Finding an Abstract of Judgment Online
Since the Abstract of Judgment goes against a grantee and some county records hold separate files for grantors and grantees, a search for a physical file may be narrowed. However, if county records have been digitized and placed in an online database, you may have access to a variety of filters or use certain search criteria to narrow your search.
- Determine the county where the grantee owns real estate.
- Search by the grantee’s name or the case number if available.
- Look for the abbreviation “A/J” on real estate records.
- Learn which counties use a different abbreviation and substitute it when searching those records.
If you use CourthouseDirect.com, you can search an entire state by the name of the grantee. There is no need to know the county beforehand. If you are interested in a specific property, our database allows you to search with an address as well as a name.
In some cases, a grantee may not be aware that an Abstract of Judgment has been recorded against a property because notification may not be guaranteed or provided when the judgment is made. It’s possible the grantee may not have been required to appear or to have been notified of a lawsuit that resulted in such a judgment.
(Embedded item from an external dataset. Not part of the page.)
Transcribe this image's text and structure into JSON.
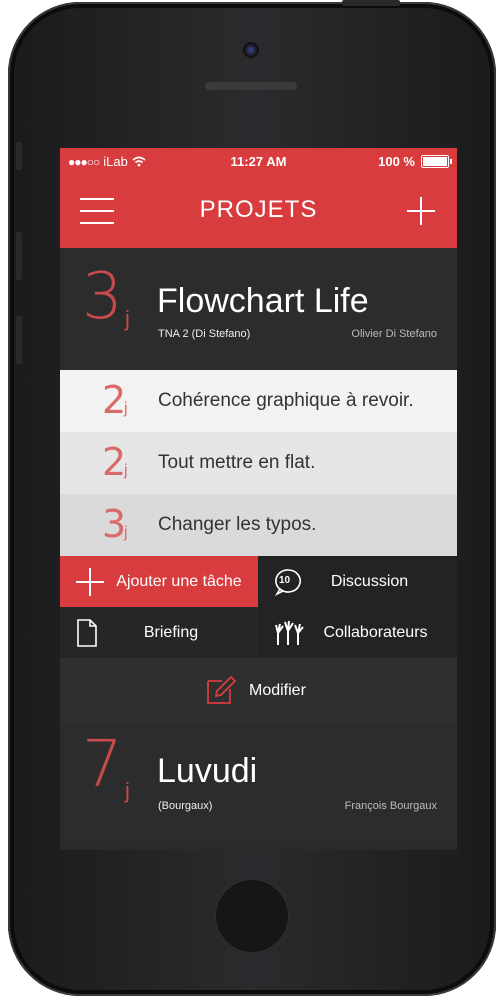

An Abstract of Judgment is but one tool the courts can use to obtain a monetary judgment against an individual. The judgment results in a lien against any real property owned by the grantee (the one against whom the judgment is placed), as long as the property is not already under lien by another entity.
Abstracts of Judgment are considered a cloud on a title and many banks and mortgage companies refuse to grant loans or participate in the sale of any property with a judgment against it. You can learn whether a property in which you have an interest has such a judgment by searching online county records by address or the name of the property owner.